A modified sine wave is the 80-20 solution for power inverters. It requires only about 20% of the effort to produce, yet it performs approximately 80% as well as a perfect sine wave. Still, it’s far from perfect. Many appliances will work at a lower efficiency, as the full power right before and right after a switch gets wasted. Additionally, certain analog devices don’t work quite right with a modified sine wave. Anything using an analog timer doesn’t time correctly since they keep time using the peak of the sine wave, and modified sine waves wreak havoc with temperature control.

What are the Lithium-ion Batteries 18650 safe operating limits

The lifespan of a lithium-ion battery depletes as this threshold is repeatedly crossed and does little to no harm if done once or twice. The battery SHOULD always operate between 3.0V – 4.2V and that is where 95% of its charge remains. The remaining 5% is needed in order for the battery to be able to recharge. If the battery goes below approximately 2.5V, it is almost surely completely dead or its lifespan has dramatically been shortened. When it gets to this range, the battery might never charge again which is why at DRF engineering we use the cut-off 3.0V in our 3.7V nominal voltage lithium-ion single cell.

Normally batteries are physically disconnected from their systems when they approach this threshold in order to limit the amount of parasitic discharge since when a battery will continue to discharge regardless of whether or not it is used in a circuit. For example, if a phone had a 4.2V lithium-ion battery, it would reach 0% charge at 3.0V, and the same applies to other electronics as well.

When a battery passes this cut-off voltage, it begins to decay exponentially.

The other limit is when to stop charging the battery, typically we stop charging at 4.2V, anything beyond this voltage can cause the battery thermal runaway which can cause a fire, This is what happened to Boeing 787 Dreamliners were indefinitely grounded due to lithium-ion battery failures that had occurred in two planes.

Transformer Impedance, is it voltage? what is it?

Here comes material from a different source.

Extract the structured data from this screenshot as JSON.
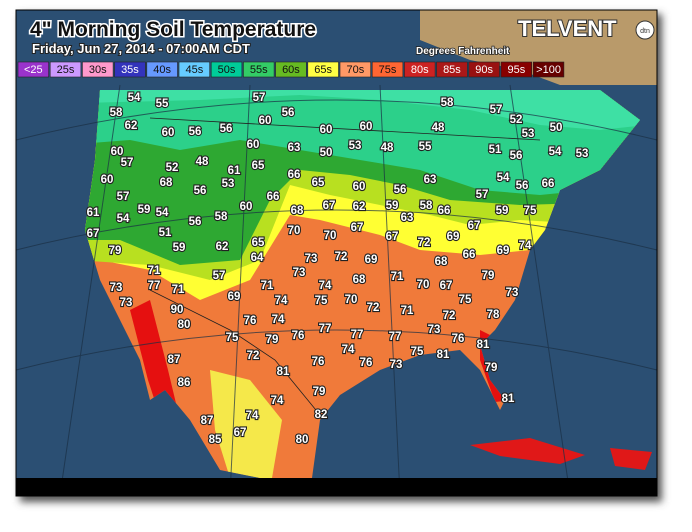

Every distribution transformer nameplate specifies the transformer impedance in Percent [%], As shown in the drawing below. Why is it not in Ohm?

Actually, this percentage is voltage, and here is the explanation

I personally witnessed many transformers tested in the past, ranging in power from 1MVA to 20MVA for both distribution and transmission.
To measure the transformer impedance, during testing the transformer secondary is shorted. Next, they apply a small percentage of the rated primary voltage to the transformer, the applied voltage starts at 0 volts and gradually they increase the voltage until the winding is magnetized, at this point current will start circulating in the shorted secondary winding. Gradually they continue to increase the primary voltage until the shorted secondary reaches the full load rating of the transformer. When they reach the secondary rated current they stop increasing the primary voltage, They record what percentage of the primary voltage it takes to produce rated secondary current in the shorted out secondary. Actually, that is the percent impedance.

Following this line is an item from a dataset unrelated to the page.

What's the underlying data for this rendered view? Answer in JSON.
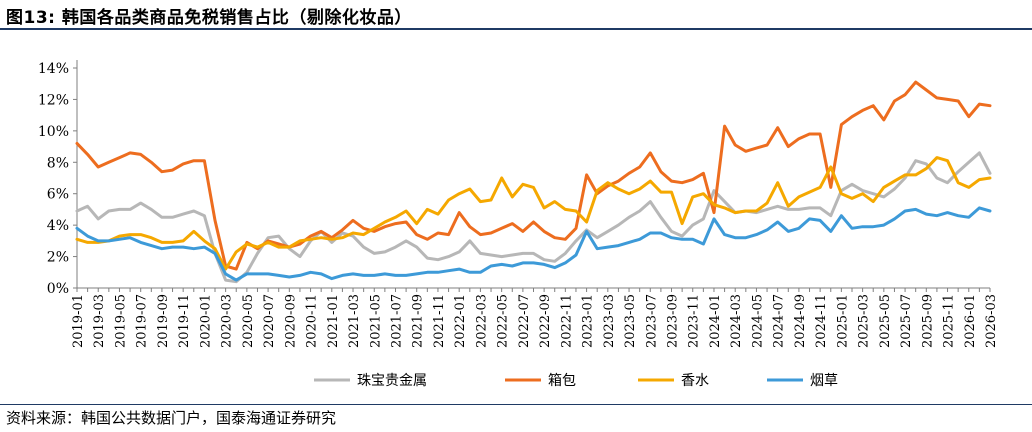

So here is a quiz for you: Are we violating ohm’s law? How is Percent voltage equal to percent impedance?

Would it cost less to buy an off the shelf power supply?

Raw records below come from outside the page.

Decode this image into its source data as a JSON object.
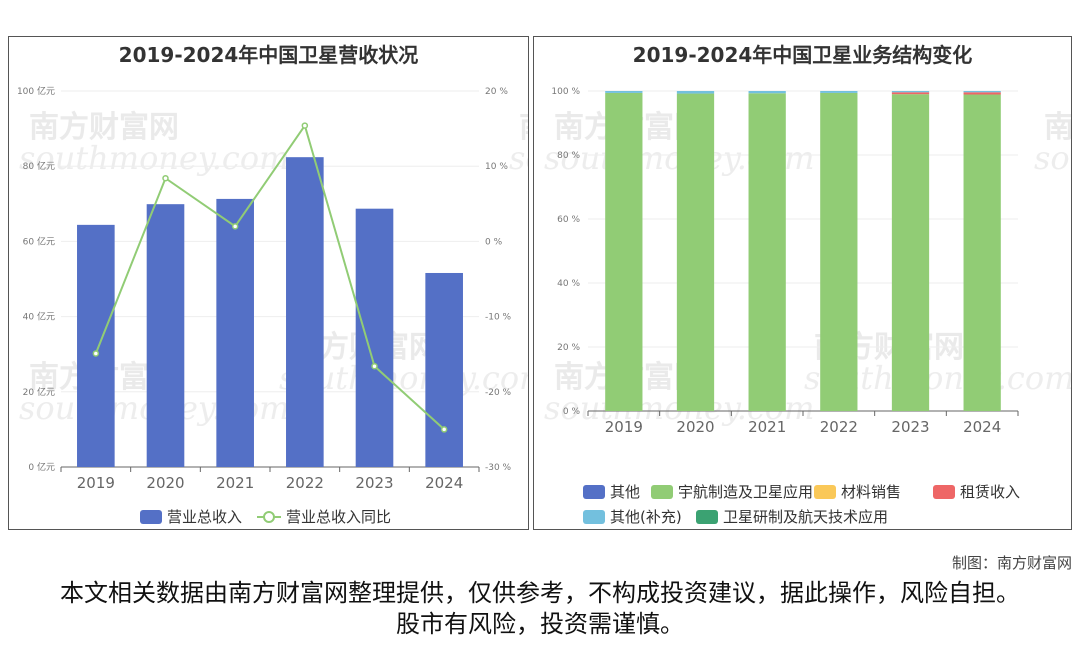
{
  "charts": {
    "left": {
      "title": "2019-2024年中国卫星营收状况",
      "left_ticks": [
        "0 亿元",
        "20 亿元",
        "40 亿元",
        "60 亿元",
        "80 亿元",
        "100 亿元"
      ],
      "right_ticks": [
        "-30 %",
        "-20 %",
        "-10 %",
        "0 %",
        "10 %",
        "20 %"
      ],
      "legend": [
        "营业总收入",
        "营业总收入同比"
      ]
    },
    "right": {
      "title": "2019-2024年中国卫星业务结构变化",
      "y_ticks": [
        "0 %",
        "20 %",
        "40 %",
        "60 %",
        "80 %",
        "100 %"
      ],
      "legend": [
        "其他",
        "宇航制造及卫星应用",
        "材料销售",
        "租赁收入",
        "其他(补充)",
        "卫星研制及航天技术应用"
      ]
    }
  },
  "chart_data": [
    {
      "type": "bar",
      "title": "2019-2024年中国卫星营收状况",
      "categories": [
        "2019",
        "2020",
        "2021",
        "2022",
        "2023",
        "2024"
      ],
      "series": [
        {
          "name": "营业总收入",
          "type": "bar",
          "axis": "left",
          "unit": "亿元",
          "values": [
            64.4,
            69.9,
            71.3,
            82.4,
            68.7,
            51.6
          ],
          "color": "#5470c6"
        },
        {
          "name": "营业总收入同比",
          "type": "line",
          "axis": "right",
          "unit": "%",
          "values": [
            -14.9,
            8.4,
            2.0,
            15.4,
            -16.6,
            -25.0
          ],
          "color": "#91cc75"
        }
      ],
      "ylim_left": [
        0,
        100
      ],
      "ylim_right": [
        -30,
        20
      ],
      "legend_position": "bottom",
      "grid": true
    },
    {
      "type": "bar",
      "stacked": true,
      "title": "2019-2024年中国卫星业务结构变化",
      "categories": [
        "2019",
        "2020",
        "2021",
        "2022",
        "2023",
        "2024"
      ],
      "series": [
        {
          "name": "其他",
          "color": "#5470c6",
          "values": [
            0,
            0,
            0,
            0,
            0,
            0
          ]
        },
        {
          "name": "宇航制造及卫星应用",
          "color": "#91cc75",
          "values": [
            99.4,
            99.2,
            99.3,
            99.4,
            99.0,
            98.9
          ]
        },
        {
          "name": "材料销售",
          "color": "#fac858",
          "values": [
            0,
            0,
            0,
            0,
            0,
            0
          ]
        },
        {
          "name": "租赁收入",
          "color": "#ee6666",
          "values": [
            0,
            0,
            0,
            0,
            0.6,
            0.7
          ]
        },
        {
          "name": "其他(补充)",
          "color": "#73c0de",
          "values": [
            0.6,
            0.8,
            0.7,
            0.6,
            0.4,
            0.4
          ]
        },
        {
          "name": "卫星研制及航天技术应用",
          "color": "#3ba272",
          "values": [
            0,
            0,
            0,
            0,
            0,
            0
          ]
        }
      ],
      "ylim": [
        0,
        100
      ],
      "unit": "%",
      "legend_position": "bottom",
      "grid": true
    }
  ],
  "watermark": {
    "cn": "南方财富网",
    "en": "southmoney.com"
  },
  "credit": "制图：南方财富网",
  "disclaimer": "本文相关数据由南方财富网整理提供，仅供参考，不构成投资建议，据此操作，风险自担。股市有风险，投资需谨慎。"
}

Yes, if you can find an off-the-shelf that meets your system requirement, There is a large variety of power supplies available and it will likely be lower cost than a custom solution. However, if you have a system requirement that is difficult to meet by an off-the-shelf power supply and if you have a large volume. In these cases, there may be cost savings in designing something that precisely meets your needs if you have the engineering resources. Even if an off-the-shelf power supply meets your requirements, the cost may still be high if the off-the-shelf has a limited market and does not enjoy the advantages of economies of scale.

What kind of capabilities does DRF have when it comes to testing? What kind of test capabilities do you provide?

When it comes to product testing….In the past, we have conducted thermal testing, studying the longevity of a product and whether it will endure under exposure to increased temperatures.